Und das Urteil steht fest: Es lohnt sich nicht, nur für das kurze Aufblitzen des Frühlings 1997 ein Produkt im Wohnzimmer aufzubewahren, das staubig, ungepflegt und kaputt ist sowie – wenn es in Massen auftritt – verteufelt viel wiegt und Platz wegnimmt. Und weil immer mehr Menschen so denken, trennen sie sich von ihren physischen Plattensammlungen – vor allem, wenn diese hauptsächlich aus CDs bestehen.

Damit fällt eine Menge Müll an: In den Neunzigern, der Hochzeit der CD, gingen weltweit pro Jahr rund vier Milliarden Stück über die Ladentische.

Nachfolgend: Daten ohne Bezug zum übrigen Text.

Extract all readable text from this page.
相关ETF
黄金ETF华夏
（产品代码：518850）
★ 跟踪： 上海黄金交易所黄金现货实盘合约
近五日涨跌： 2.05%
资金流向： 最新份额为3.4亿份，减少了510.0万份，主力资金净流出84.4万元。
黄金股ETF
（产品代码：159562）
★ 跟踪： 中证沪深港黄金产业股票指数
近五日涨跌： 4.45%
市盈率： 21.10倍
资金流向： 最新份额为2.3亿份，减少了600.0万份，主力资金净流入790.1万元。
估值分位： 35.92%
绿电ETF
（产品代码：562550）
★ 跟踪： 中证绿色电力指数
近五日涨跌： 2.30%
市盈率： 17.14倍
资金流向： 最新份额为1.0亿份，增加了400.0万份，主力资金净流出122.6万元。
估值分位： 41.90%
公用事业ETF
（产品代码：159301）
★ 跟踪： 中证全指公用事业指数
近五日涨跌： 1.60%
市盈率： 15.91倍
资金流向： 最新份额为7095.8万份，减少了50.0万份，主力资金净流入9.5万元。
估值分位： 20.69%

Immerhin, die Scheiben sind prima recycelbar. Jeder Werkstoffhof freut sich über die Abgabe von CDs, denn der Kunststoff Polycarbonat ist in der Medizintechnik sowie Automobil- und Computerindustrie sehr gefragt. Seit 2006 findet man Müllbehälter für alte CDs auch immer häufiger im öffentlichen Raum. Darin landen Gratis-Beigaben und Werbe-CDs, alte Rohlinge mit noch nie angeschauten Fotos, aber auch gekaufte Singles und Alben.

Anders bei Gero Langisch, 35 Jahre, aus Berlin. Der hatte eines Tages die Lust auf seine CDs komplett verloren und vollzog den drastischen Schritt: Ausverkauf! Heute sagt er, ein bisschen fühle sich das an, als habe er damals seine Seele verkauft. Er lacht, weil das so pathetisch klingt. Aber die gedankenverlorene Pause danach zeigt: Da ist was dran.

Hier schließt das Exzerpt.